As electricity passes through the conductive coatings and across the substrates, the gel darkens. Removing the current returns the gel to its transparent state, and the voltage can be precisely controlled to vary the light transmittance through a wide opacity range. In its fully darkened state, the dimmable glass blocks more than 99.999 per cent of visible light, and innovative thin-film coatings block the majority of harmful IR and UV light.
Now, Gentex is working to broaden the scope of applications for electrochromic dimmable glazing. They’re working on sunvisors, which fold down like a traditional visor, but rather than an opaque panel it’s a clear one which can variably darken as desired by the driver or passenger – on demand or automatically. This reduces glare while maintaining forward vision, unlike conventional visors.
That, in turn, suggests new ways of integrating technology like this. Here’s a comparison chart of the relevant U.S. versus rest-of-world UN regulatory requirements:
In Europe, the regulatory structure is comparatively explicit. For category M1 and N1 vehicles (passenger vehicles, most light-duty vehicles) the reference framework is UN Regulation № 125, which controls the driver’s 180-degree forward view. This is meant to ensure an adequate field of vision through the windshield and other glazed surfaces. The same regulation also caps the obstruction angle of each A-pillar at 6 degrees, which is a reminder that compliance is not only about transparency but also about the geometry of direct vision. In parallel, UN Regulation № 43 on safety glazing requires a regular light transmittance of at least 70 per cent for windshields and, more broadly, for glazing required for the driver’s forward field of vision. In practice, that means dimming functions can be developed in Europe, but they enter a tightly regulated zone as soon as they affect glazing that is homologated as necessary for forward vision.

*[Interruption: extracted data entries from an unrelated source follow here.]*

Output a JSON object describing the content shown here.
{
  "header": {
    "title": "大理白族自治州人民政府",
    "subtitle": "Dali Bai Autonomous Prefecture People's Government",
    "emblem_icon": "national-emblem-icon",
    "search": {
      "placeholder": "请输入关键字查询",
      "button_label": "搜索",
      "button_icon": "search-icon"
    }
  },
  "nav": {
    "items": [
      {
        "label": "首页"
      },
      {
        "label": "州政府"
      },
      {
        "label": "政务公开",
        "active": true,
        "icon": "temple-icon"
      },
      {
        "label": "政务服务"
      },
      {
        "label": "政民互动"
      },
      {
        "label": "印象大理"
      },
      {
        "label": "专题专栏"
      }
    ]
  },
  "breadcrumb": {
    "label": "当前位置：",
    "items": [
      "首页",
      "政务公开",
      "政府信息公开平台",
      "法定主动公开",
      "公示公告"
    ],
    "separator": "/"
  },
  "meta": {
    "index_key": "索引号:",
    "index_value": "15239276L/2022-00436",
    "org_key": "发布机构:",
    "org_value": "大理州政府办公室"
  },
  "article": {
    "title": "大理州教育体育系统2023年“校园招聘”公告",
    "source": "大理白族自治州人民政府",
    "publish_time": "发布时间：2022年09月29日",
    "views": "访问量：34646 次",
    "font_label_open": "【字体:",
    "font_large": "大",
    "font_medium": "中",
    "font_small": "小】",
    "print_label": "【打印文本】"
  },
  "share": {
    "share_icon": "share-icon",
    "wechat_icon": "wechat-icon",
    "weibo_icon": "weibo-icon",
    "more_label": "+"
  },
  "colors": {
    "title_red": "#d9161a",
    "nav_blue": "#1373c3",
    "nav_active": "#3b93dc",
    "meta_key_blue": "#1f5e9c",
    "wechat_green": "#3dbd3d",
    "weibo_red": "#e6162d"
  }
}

In the United States, the framework is more distributed. There is no single federal passenger-car rule that mirrors UN Regulation № 125 as a direct geometric forward-vision standard. Instead, compliance is built through several MVSS requirements. FMVSS (and CMVSS) № 205 on glazing materials is intended to ensure the degree of transparency necessary for driver visibility, and NHTSA has repeatedly stated that, in passenger cars, glazing “requisite for driving visibility” is generally required to provide at least 70-per-cent light transmittance, apart from the permitted upper shade band. This sits alongside FMVSS № 104 on windshield wiping and washing systems and FMVSS № 103 on defrosting and defogging, which govern whether the useful vision area remains available in real operating conditions.
The industrial implication is straightforward: in the US as well, darkening a primary approved vision zone is a very different proposition from darkening a movable visor or a roof panel.
The Gentex proposal is relevant from a cockpit and HMI standpoint. It does not try to overlap regulation; it looks for areas where active light management can add user value without interfering with primary forward-vision glazing. The dimmable visor is therefore less a windshield revolution than a smart relocation of the anti-glare function. The core question is not whether glass can darken, but where, by how much, and under which control logic, without colliding with homologation.
Beyond the regulations, it will be interesting to investigate a number of use cases, in particular (see the images from Gentex) the unobstructed area near the base of the rear-view mirror, which is a critical area both when the sun is low in the sky and when overtaking vehicles on bends.